A construção do vestido, feito em tomara-que-caia para acompanhar o conceito de sensualidade da época vigente, foi construído de tal modo para parecer que fluía pelo seu corpo. Como Jean Louis revelou para a revista People em 1987, os meios para atingir esse resultado não foram nada fáceis: 
O vestido mais famoso que fiz foi um de cetim preto que desenhei para Rita Hayworth em Gilda. Todo mundo se perguntava como o vestido não caia enquanto ela dançava Put The Blame on Mame. Dentro tinha arreios de como você colocava em um cavalo. Nós colocamos grosgorão (tecido mais grosso) debaixo do busto com dardos e três cintas, um no meio e dois dos lados. Então moldamos o topo do vestido com plástico. Pobre Rita, ela ensaiava tanto, os pés sangravam, mas o vestido não caia. 
Gilda, ou melhor Rita Hayworth, está no seu ápice de sensualidade no número Put The Blame on Mame, cuja canção, aliás, fala de desastres naturais e tragédias que aconteceram por causa de mulheres: um paralelo claro sobre o que Johnny acha de Gilda. Quando ela tira uma das luvas, é um paralelo ao escândalo de Madame X com a alça do vestido.

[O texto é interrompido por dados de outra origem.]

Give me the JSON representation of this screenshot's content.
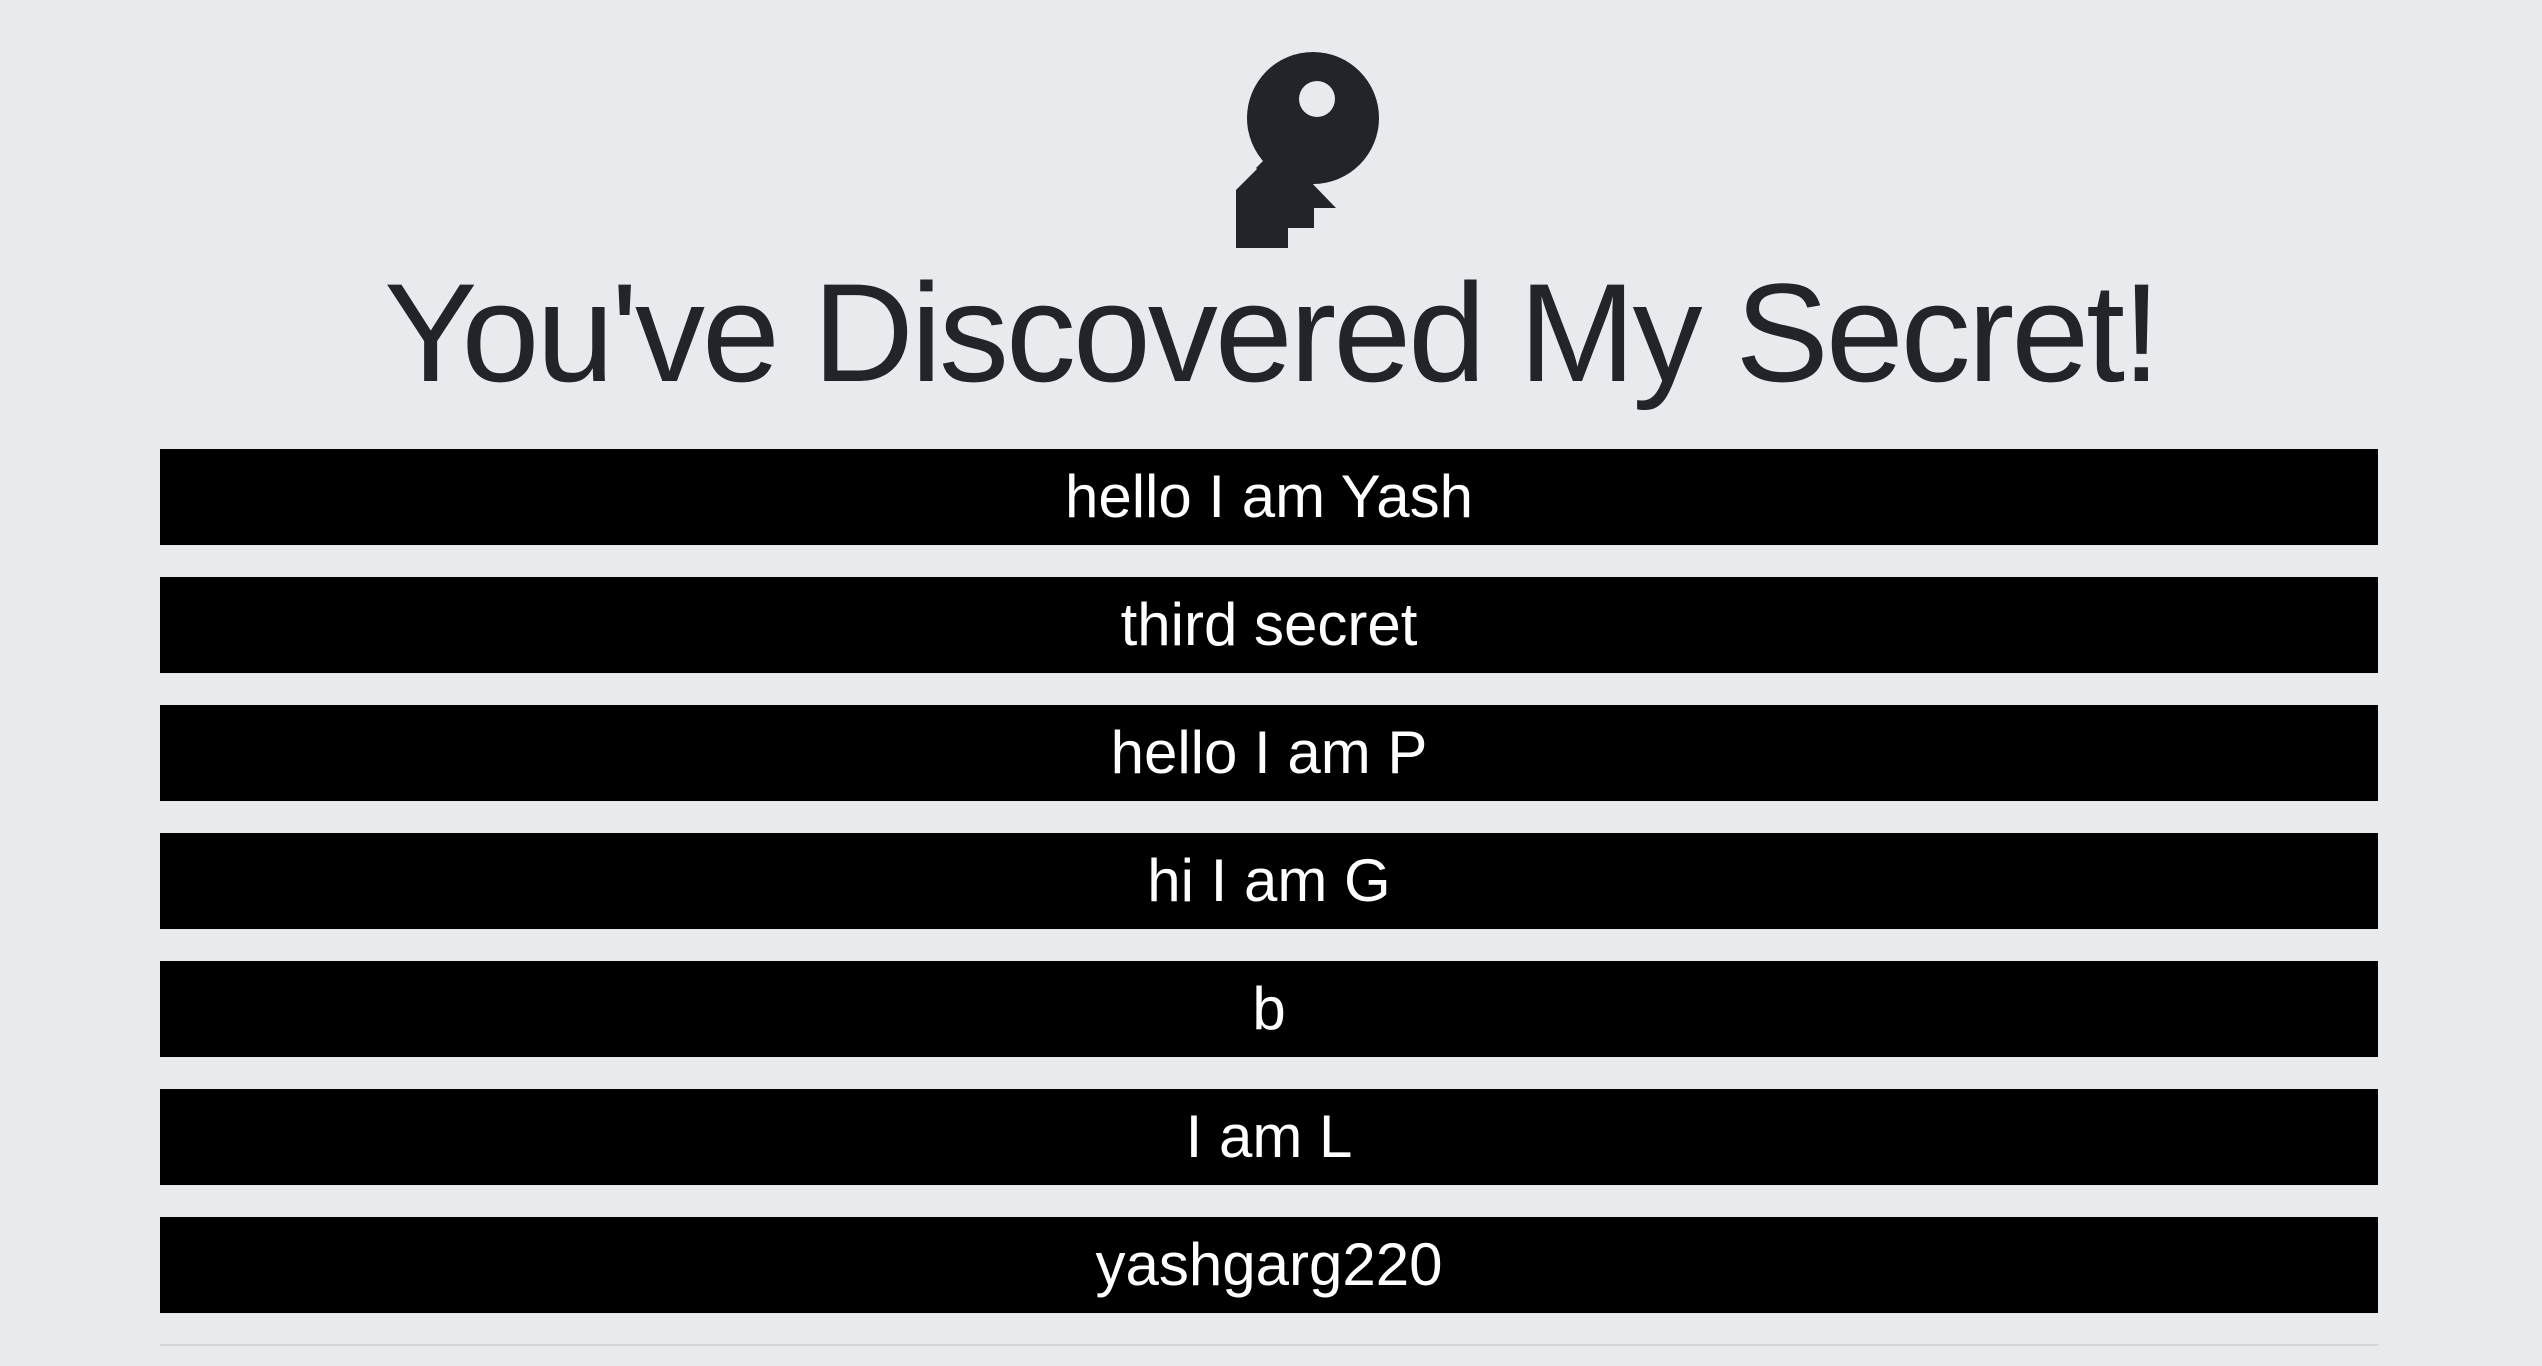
{
  "header": {
    "icon": "key-icon",
    "title": "You've Discovered My Secret!"
  },
  "secrets": [
    "hello I am Yash",
    "third secret",
    "hello I am P",
    "hi I am G",
    "b",
    "I am L",
    "yashgarg220"
  ],
  "colors": {
    "background": "#e8ebee",
    "text": "#212529",
    "secret_background": "#000000",
    "secret_text": "#ffffff"
  }
}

O vestido parecia maravilhoso desde a primeira vez que pensei nele. Eu acho que Rita o tornou sexy pela casualidade com a qual ela o usou. Tinha algo voluptuoso sobre sua facilidade [ao usá-lo]. - Jean Louis em Hollywood Costume: Glamour, Glitter, Romance
Os dois personagens se confrontam depois dessa cena extremamente sensual e quando fica claro que Gilda nunca o traiu; sempre fiel ao seu amado, o casal termina juntos, exatamente como deveria ser. O interessante disso tudo é que na cena de reconciliação, Gilda aparece com a mesma roupa que usava quando acreditava que se casaria com seu outro namorado, Tom. 

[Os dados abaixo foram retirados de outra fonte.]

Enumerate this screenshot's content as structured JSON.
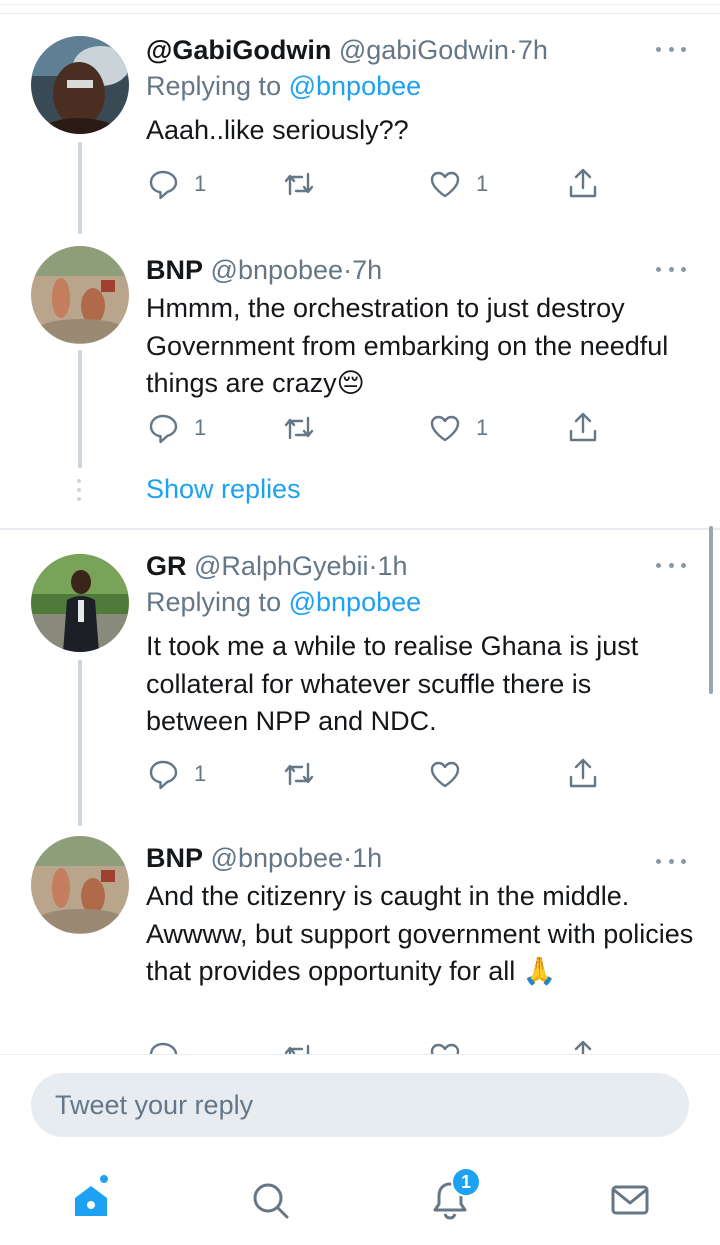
{
  "tweets": [
    {
      "display_name": "@GabiGodwin",
      "handle": "@gabiGodwin",
      "separator": "·",
      "time": "7h",
      "replying_prefix": "Replying to",
      "replying_to": "@bnpobee",
      "text": "Aaah..like seriously??",
      "reply_count": "1",
      "retweet_count": "",
      "like_count": "1"
    },
    {
      "display_name": "BNP",
      "handle": "@bnpobee",
      "separator": "·",
      "time": "7h",
      "text": "Hmmm, the orchestration to just destroy Government from embarking on the needful things are crazy😔",
      "reply_count": "1",
      "retweet_count": "",
      "like_count": "1"
    },
    {
      "display_name": "GR",
      "handle": "@RalphGyebii",
      "separator": "·",
      "time": "1h",
      "replying_prefix": "Replying to",
      "replying_to": "@bnpobee",
      "text": "It took me a while to realise Ghana is just collateral for whatever scuffle there is between NPP and NDC.",
      "reply_count": "1",
      "retweet_count": "",
      "like_count": ""
    },
    {
      "display_name": "BNP",
      "handle": "@bnpobee",
      "separator": "·",
      "time": "1h",
      "text": "And the citizenry is caught in the middle. Awwww, but support government with policies that provides opportunity for all 🙏",
      "reply_count": "",
      "retweet_count": "",
      "like_count": ""
    }
  ],
  "show_replies_label": "Show replies",
  "compose": {
    "placeholder": "Tweet your reply"
  },
  "tabbar": {
    "items": [
      "home",
      "search",
      "notifications",
      "messages"
    ],
    "notifications_badge": "1"
  },
  "colors": {
    "accent": "#1da1f2",
    "muted": "#657786",
    "text": "#14171a",
    "divider": "#e6ecf0"
  },
  "icons": [
    "reply-icon",
    "retweet-icon",
    "like-icon",
    "share-icon",
    "more-icon",
    "home-icon",
    "search-icon",
    "bell-icon",
    "mail-icon"
  ]
}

Gilda aparece com a mesma roupa: um sinal?
Usar o mesmo traje significa, neste ponto da trama, que Gilda estava mais uma vez esperançosa com seu futuro, certa de que poderia confiar em Johnny de novo e que juntos, seriam felizes. Ela estava confiando, mais uma vez, em um homem. Mas não qualquer um e sim seu Johnny, seu verdeiro amor.

Sobre os trajes de Gilda (idem, 1946), Jean Louis afirmou:
Eu tentei fazer que tudo para ela [Rita] fosse especial porque também foi minha chance de fazer algo especial.
O estilista conseguiu contar a história de Gilda através de suas roupas brilhantemente: não há nada mais especial do que isso!